The melting point of this liquid crystalline resin is 309 ° C., ΔS (melting entropy) is 0.3 × 10 ⁻³ J / g · K, and measured using a Koka flow tester at a temperature of 330 ° C. and a shear rate of 1000 / s. The melt viscosity was 23 Pa · s.

Claims (4)

  When the monomer mixture is reacted with acetic anhydride, acetylated, and further polymerized to produce a liquid crystalline resin, the anhydrous monomer containing hydroquinone and no p-hydroxybenzoic acid is included before the acetylation reaction.

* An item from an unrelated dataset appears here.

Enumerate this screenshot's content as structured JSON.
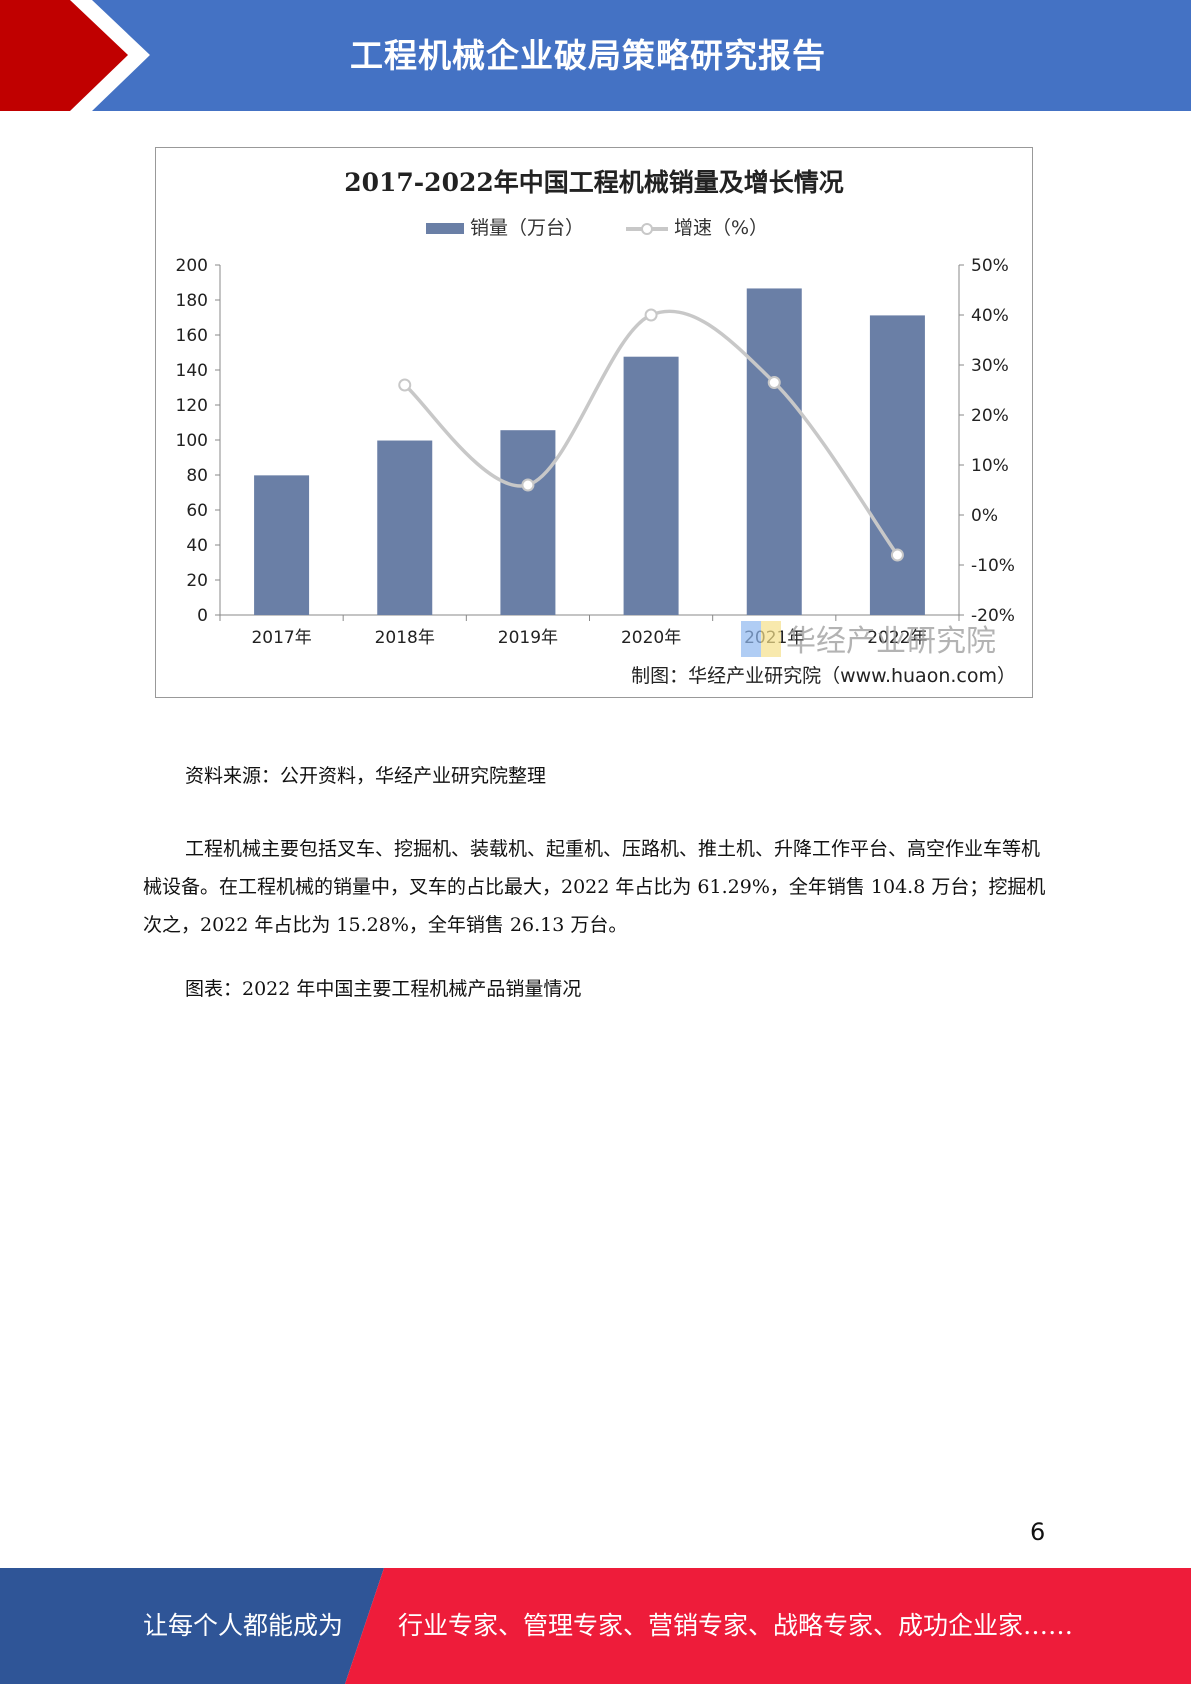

Prepare acetic acid slurry and acetic anhydride slurry of monomer containing p-hydroxybenzoic acid and no hydroquinone separately, and adjust one or both of the slurry so that the temperature after mixing is 70 ° C or higher. The manufacturing method of the liquid crystalline resin characterized by including the process of heating and mixing. Acetic anhydride slurry containing hydroquinone and not containing p-hydroxybenzoic acid is adjusted to 100 to 130 ° C, and acetic anhydride slurry containing p-hydroxybenzoic acid and not containing hydroquinone is adjusted to 20 to 40 ° C and mixed. The method for producing a liquid crystalline resin according to claim 1. A monomer acetic anhydride slurry containing hydroquinone and not containing p-hydroxybenzoic acid and / or a monomer acetic anhydride slurry containing p-hydroxybenzoic acid and containing no hydroquinone may further contain 4,4′-dihydroxybiphenyl, terephthalic acid. The manufacturing method of the liquid crystalline resin of Claim 1 or 2 containing any one or more of isophthalic acid. Hydroquinone unrealized p - acetic anhydride slurry containing no hydroxybenzoic acid, further, 4,4'-dihydroxybiphenyl, the liquid-crystalline resin according to claim 3, characterized in that it comprises a terephthalic acid and / or isophthalic acid Production method.